Was he joking with her? She tried his name in her mouth.“Beyon. What shall we do? We have to stop it.” She thought of her promise to Eldra, not forgotten even when the feather lay beneath heavy wools in her trunk. He laughed. “What shall we do? You are ever brave, Zabrina, Windreader.” She didn’t feel brave, but she tilted her chin at him anyway. “I am Felt. We carry on.”

“Well, Zabrina, Felt, Windreader,” he said, moving to the door flap, “why don’t you have something to eat before you get some rest? We’ll reach the city soon enough, and then we can… do something.”

He didn’t sound convincing, but Mesema nodded before falling into her obeisance. He remained the emperor, and she would obey.

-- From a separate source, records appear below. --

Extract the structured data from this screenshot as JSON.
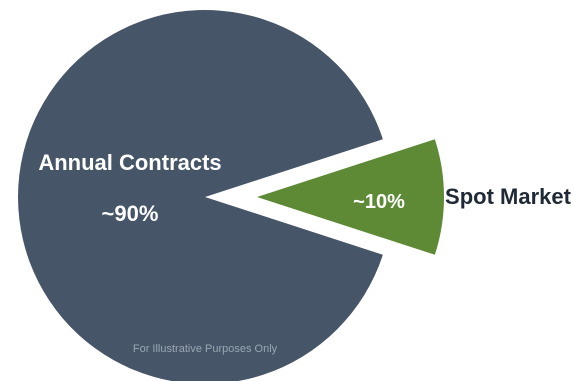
{
  "chart_data": {
    "type": "pie",
    "title": "",
    "slices": [
      {
        "label": "Annual Contracts",
        "value_label": "~90%",
        "value": 90,
        "color": "#465568",
        "exploded": false
      },
      {
        "label": "Spot Market",
        "value_label": "~10%",
        "value": 10,
        "color": "#5e8a36",
        "exploded": true
      }
    ],
    "legend": "none",
    "note": "For Illustrative Purposes Only"
  }
}
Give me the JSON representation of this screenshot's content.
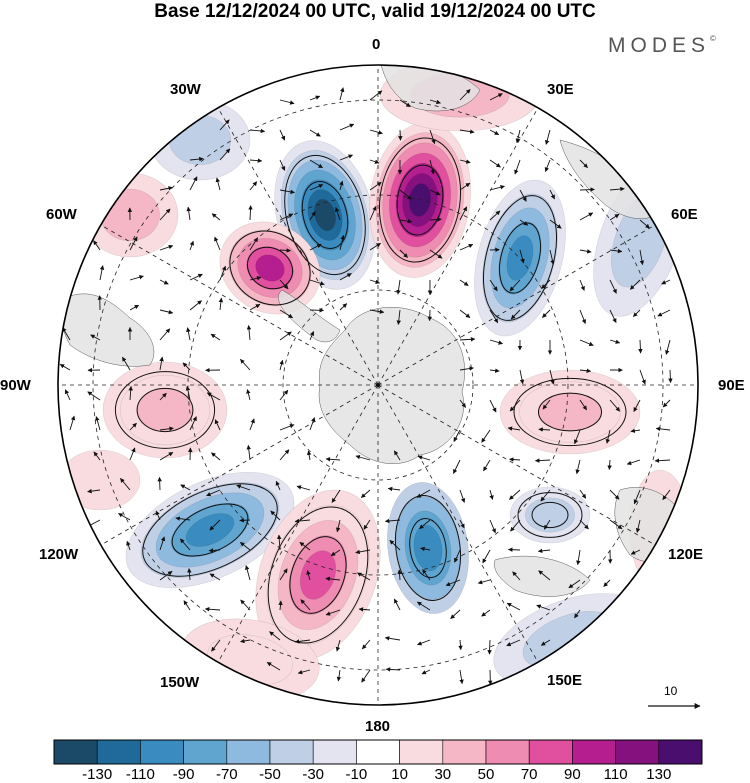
{
  "title": "Base 12/12/2024 00 UTC, valid 19/12/2024 00 UTC",
  "brand": "MODES",
  "brand_mark": "©",
  "longitude_labels": {
    "lon_0": "0",
    "lon_30e": "30E",
    "lon_60e": "60E",
    "lon_90e": "90E",
    "lon_120e": "120E",
    "lon_150e": "150E",
    "lon_180": "180",
    "lon_150w": "150W",
    "lon_120w": "120W",
    "lon_90w": "90W",
    "lon_60w": "60W",
    "lon_30w": "30W"
  },
  "reference_vector": "10",
  "colorbar": {
    "ticks": [
      "-130",
      "-110",
      "-90",
      "-70",
      "-50",
      "-30",
      "-10",
      "10",
      "30",
      "50",
      "70",
      "90",
      "110",
      "130"
    ],
    "colors": [
      "#1b4a68",
      "#1f6a9a",
      "#3a8cc0",
      "#5fa5d0",
      "#8fbadf",
      "#bfcfe6",
      "#e4e4f0",
      "#ffffff",
      "#f9dcdf",
      "#f5b7c5",
      "#ee8cb1",
      "#e0509e",
      "#b51e8e",
      "#85117f",
      "#4a0f6e"
    ]
  },
  "colors": {
    "land": "#e3e3e3",
    "grid": "#222222"
  }
}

Sarmin had found a way through, only to discover new barriers before him, barriers made of moving ghosts: Pelar. Lana singing a melody in the women’s wing. His father, grunting with pain as he lifted himself from the throne. Every time Sarmin tried to move forwards, a new image from the past blocked his way. On the other side he heard voices. Beyon’s, and a woman’s. The woman’s accent was soft and sibilant. He wanted to stay and listen.

A voice purred in Sarmin’s ear, unexpected, smooth as the silk on his bed. “You move in my place, Stranger.”

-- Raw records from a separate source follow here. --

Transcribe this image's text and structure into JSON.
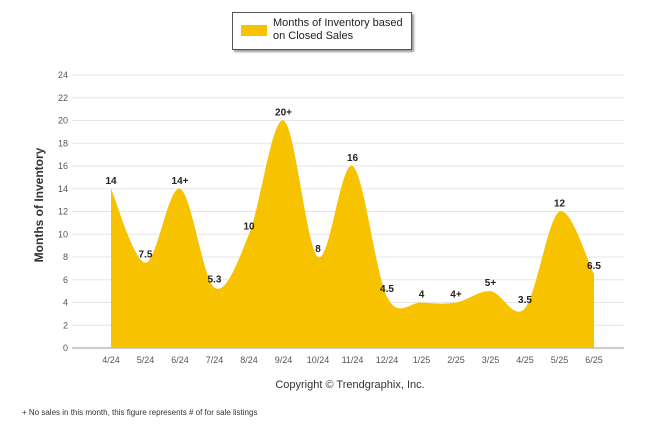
{
  "chart_data": {
    "type": "area",
    "legend": "Months of Inventory based on Closed Sales",
    "ylabel": "Months of Inventory",
    "xlabel": "",
    "ylim": [
      0,
      24
    ],
    "yticks": [
      0,
      2,
      4,
      6,
      8,
      10,
      12,
      14,
      16,
      18,
      20,
      22,
      24
    ],
    "categories": [
      "4/24",
      "5/24",
      "6/24",
      "7/24",
      "8/24",
      "9/24",
      "10/24",
      "11/24",
      "12/24",
      "1/25",
      "2/25",
      "3/25",
      "4/25",
      "5/25",
      "6/25"
    ],
    "values": [
      14,
      7.5,
      14,
      5.3,
      10,
      20,
      8,
      16,
      4.5,
      4,
      4,
      5,
      3.5,
      12,
      6.5
    ],
    "data_labels": [
      "14",
      "7.5",
      "14+",
      "5.3",
      "10",
      "20+",
      "8",
      "16",
      "4.5",
      "4",
      "4+",
      "5+",
      "3.5",
      "12",
      "6.5"
    ],
    "color": "#f7c200",
    "grid": true,
    "legend_position": "top-center"
  },
  "copyright": "Copyright © Trendgraphix, Inc.",
  "footnote": "+  No sales in this month, this figure represents # of for sale listings"
}
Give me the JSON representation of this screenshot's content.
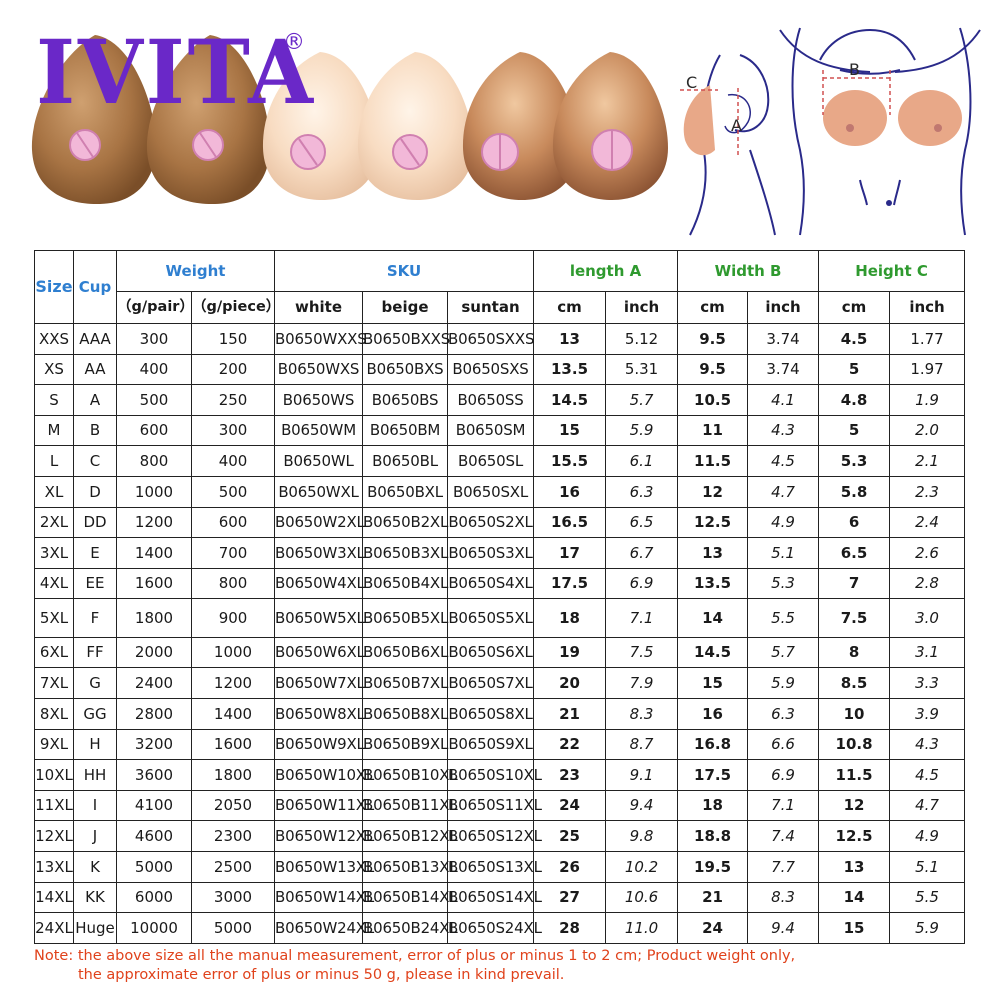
{
  "brand": {
    "name": "IVITA",
    "registered": "®"
  },
  "diagram": {
    "label_a": "A",
    "label_b": "B",
    "label_c": "C"
  },
  "colors": {
    "brand": "#6a28c8",
    "header_blue": "#2f7fd0",
    "header_green": "#2f9a2f",
    "note_red": "#e0421b"
  },
  "table": {
    "headers": {
      "size": "Size",
      "cup": "Cup",
      "weight": "Weight",
      "sku": "SKU",
      "length": "length A",
      "width": "Width B",
      "height": "Height C",
      "g_pair": "（g/pair）",
      "g_piece": "（g/piece）",
      "white": "white",
      "beige": "beige",
      "suntan": "suntan",
      "cm1": "cm",
      "inch1": "inch",
      "cm2": "cm",
      "inch2": "inch",
      "cm3": "cm",
      "inch3": "inch"
    },
    "rows": [
      {
        "size": "XXS",
        "cup": "AAA",
        "pair": "300",
        "piece": "150",
        "white": "B0650WXXS",
        "beige": "B0650BXXS",
        "suntan": "B0650SXXS",
        "len_cm": "13",
        "len_in": "5.12",
        "wid_cm": "9.5",
        "wid_in": "3.74",
        "hei_cm": "4.5",
        "hei_in": "1.77"
      },
      {
        "size": "XS",
        "cup": "AA",
        "pair": "400",
        "piece": "200",
        "white": "B0650WXS",
        "beige": "B0650BXS",
        "suntan": "B0650SXS",
        "len_cm": "13.5",
        "len_in": "5.31",
        "wid_cm": "9.5",
        "wid_in": "3.74",
        "hei_cm": "5",
        "hei_in": "1.97"
      },
      {
        "size": "S",
        "cup": "A",
        "pair": "500",
        "piece": "250",
        "white": "B0650WS",
        "beige": "B0650BS",
        "suntan": "B0650SS",
        "len_cm": "14.5",
        "len_in": "5.7",
        "wid_cm": "10.5",
        "wid_in": "4.1",
        "hei_cm": "4.8",
        "hei_in": "1.9"
      },
      {
        "size": "M",
        "cup": "B",
        "pair": "600",
        "piece": "300",
        "white": "B0650WM",
        "beige": "B0650BM",
        "suntan": "B0650SM",
        "len_cm": "15",
        "len_in": "5.9",
        "wid_cm": "11",
        "wid_in": "4.3",
        "hei_cm": "5",
        "hei_in": "2.0"
      },
      {
        "size": "L",
        "cup": "C",
        "pair": "800",
        "piece": "400",
        "white": "B0650WL",
        "beige": "B0650BL",
        "suntan": "B0650SL",
        "len_cm": "15.5",
        "len_in": "6.1",
        "wid_cm": "11.5",
        "wid_in": "4.5",
        "hei_cm": "5.3",
        "hei_in": "2.1"
      },
      {
        "size": "XL",
        "cup": "D",
        "pair": "1000",
        "piece": "500",
        "white": "B0650WXL",
        "beige": "B0650BXL",
        "suntan": "B0650SXL",
        "len_cm": "16",
        "len_in": "6.3",
        "wid_cm": "12",
        "wid_in": "4.7",
        "hei_cm": "5.8",
        "hei_in": "2.3"
      },
      {
        "size": "2XL",
        "cup": "DD",
        "pair": "1200",
        "piece": "600",
        "white": "B0650W2XL",
        "beige": "B0650B2XL",
        "suntan": "B0650S2XL",
        "len_cm": "16.5",
        "len_in": "6.5",
        "wid_cm": "12.5",
        "wid_in": "4.9",
        "hei_cm": "6",
        "hei_in": "2.4"
      },
      {
        "size": "3XL",
        "cup": "E",
        "pair": "1400",
        "piece": "700",
        "white": "B0650W3XL",
        "beige": "B0650B3XL",
        "suntan": "B0650S3XL",
        "len_cm": "17",
        "len_in": "6.7",
        "wid_cm": "13",
        "wid_in": "5.1",
        "hei_cm": "6.5",
        "hei_in": "2.6"
      },
      {
        "size": "4XL",
        "cup": "EE",
        "pair": "1600",
        "piece": "800",
        "white": "B0650W4XL",
        "beige": "B0650B4XL",
        "suntan": "B0650S4XL",
        "len_cm": "17.5",
        "len_in": "6.9",
        "wid_cm": "13.5",
        "wid_in": "5.3",
        "hei_cm": "7",
        "hei_in": "2.8"
      },
      {
        "size": "5XL",
        "cup": "F",
        "pair": "1800",
        "piece": "900",
        "white": "B0650W5XL",
        "beige": "B0650B5XL",
        "suntan": "B0650S5XL",
        "len_cm": "18",
        "len_in": "7.1",
        "wid_cm": "14",
        "wid_in": "5.5",
        "hei_cm": "7.5",
        "hei_in": "3.0"
      },
      {
        "size": "6XL",
        "cup": "FF",
        "pair": "2000",
        "piece": "1000",
        "white": "B0650W6XL",
        "beige": "B0650B6XL",
        "suntan": "B0650S6XL",
        "len_cm": "19",
        "len_in": "7.5",
        "wid_cm": "14.5",
        "wid_in": "5.7",
        "hei_cm": "8",
        "hei_in": "3.1"
      },
      {
        "size": "7XL",
        "cup": "G",
        "pair": "2400",
        "piece": "1200",
        "white": "B0650W7XL",
        "beige": "B0650B7XL",
        "suntan": "B0650S7XL",
        "len_cm": "20",
        "len_in": "7.9",
        "wid_cm": "15",
        "wid_in": "5.9",
        "hei_cm": "8.5",
        "hei_in": "3.3"
      },
      {
        "size": "8XL",
        "cup": "GG",
        "pair": "2800",
        "piece": "1400",
        "white": "B0650W8XL",
        "beige": "B0650B8XL",
        "suntan": "B0650S8XL",
        "len_cm": "21",
        "len_in": "8.3",
        "wid_cm": "16",
        "wid_in": "6.3",
        "hei_cm": "10",
        "hei_in": "3.9"
      },
      {
        "size": "9XL",
        "cup": "H",
        "pair": "3200",
        "piece": "1600",
        "white": "B0650W9XL",
        "beige": "B0650B9XL",
        "suntan": "B0650S9XL",
        "len_cm": "22",
        "len_in": "8.7",
        "wid_cm": "16.8",
        "wid_in": "6.6",
        "hei_cm": "10.8",
        "hei_in": "4.3"
      },
      {
        "size": "10XL",
        "cup": "HH",
        "pair": "3600",
        "piece": "1800",
        "white": "B0650W10XL",
        "beige": "B0650B10XL",
        "suntan": "B0650S10XL",
        "len_cm": "23",
        "len_in": "9.1",
        "wid_cm": "17.5",
        "wid_in": "6.9",
        "hei_cm": "11.5",
        "hei_in": "4.5"
      },
      {
        "size": "11XL",
        "cup": "I",
        "pair": "4100",
        "piece": "2050",
        "white": "B0650W11XL",
        "beige": "B0650B11XL",
        "suntan": "B0650S11XL",
        "len_cm": "24",
        "len_in": "9.4",
        "wid_cm": "18",
        "wid_in": "7.1",
        "hei_cm": "12",
        "hei_in": "4.7"
      },
      {
        "size": "12XL",
        "cup": "J",
        "pair": "4600",
        "piece": "2300",
        "white": "B0650W12XL",
        "beige": "B0650B12XL",
        "suntan": "B0650S12XL",
        "len_cm": "25",
        "len_in": "9.8",
        "wid_cm": "18.8",
        "wid_in": "7.4",
        "hei_cm": "12.5",
        "hei_in": "4.9"
      },
      {
        "size": "13XL",
        "cup": "K",
        "pair": "5000",
        "piece": "2500",
        "white": "B0650W13XL",
        "beige": "B0650B13XL",
        "suntan": "B0650S13XL",
        "len_cm": "26",
        "len_in": "10.2",
        "wid_cm": "19.5",
        "wid_in": "7.7",
        "hei_cm": "13",
        "hei_in": "5.1"
      },
      {
        "size": "14XL",
        "cup": "KK",
        "pair": "6000",
        "piece": "3000",
        "white": "B0650W14XL",
        "beige": "B0650B14XL",
        "suntan": "B0650S14XL",
        "len_cm": "27",
        "len_in": "10.6",
        "wid_cm": "21",
        "wid_in": "8.3",
        "hei_cm": "14",
        "hei_in": "5.5"
      },
      {
        "size": "24XL",
        "cup": "Huge",
        "pair": "10000",
        "piece": "5000",
        "white": "B0650W24XL",
        "beige": "B0650B24XL",
        "suntan": "B0650S24XL",
        "len_cm": "28",
        "len_in": "11.0",
        "wid_cm": "24",
        "wid_in": "9.4",
        "hei_cm": "15",
        "hei_in": "5.9"
      }
    ]
  },
  "note": {
    "line1": "Note: the above size all the manual measurement, error of plus or minus 1 to 2 cm; Product weight only,",
    "line2": "the approximate error of plus or minus 50 g, please in kind prevail."
  }
}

Sarmin kept his mind still.

“The emperor is troublesome, isn’t he?” The Master took a conversational tone. “So many protections to move through. Nevertheless, he is mine. Not yours.” The last reverberated with anger.

Fury beat its wings in Sarmin’s chest. The Pattern Master didn’t sense it, or didn’t care.

“Beyon will serve me, alive or dead, broken or no. It is too late for him. And you…’

Sarmin felt himself falling.

“You do not belong.”

Sarmin fell past the whispers and calls of the Many, through the dawntinted desert sky and the dark places suspended in the pattern, between the gods painted on the ceiling and through the purple light of his room, and onto the pillows and comforters of his royal bed.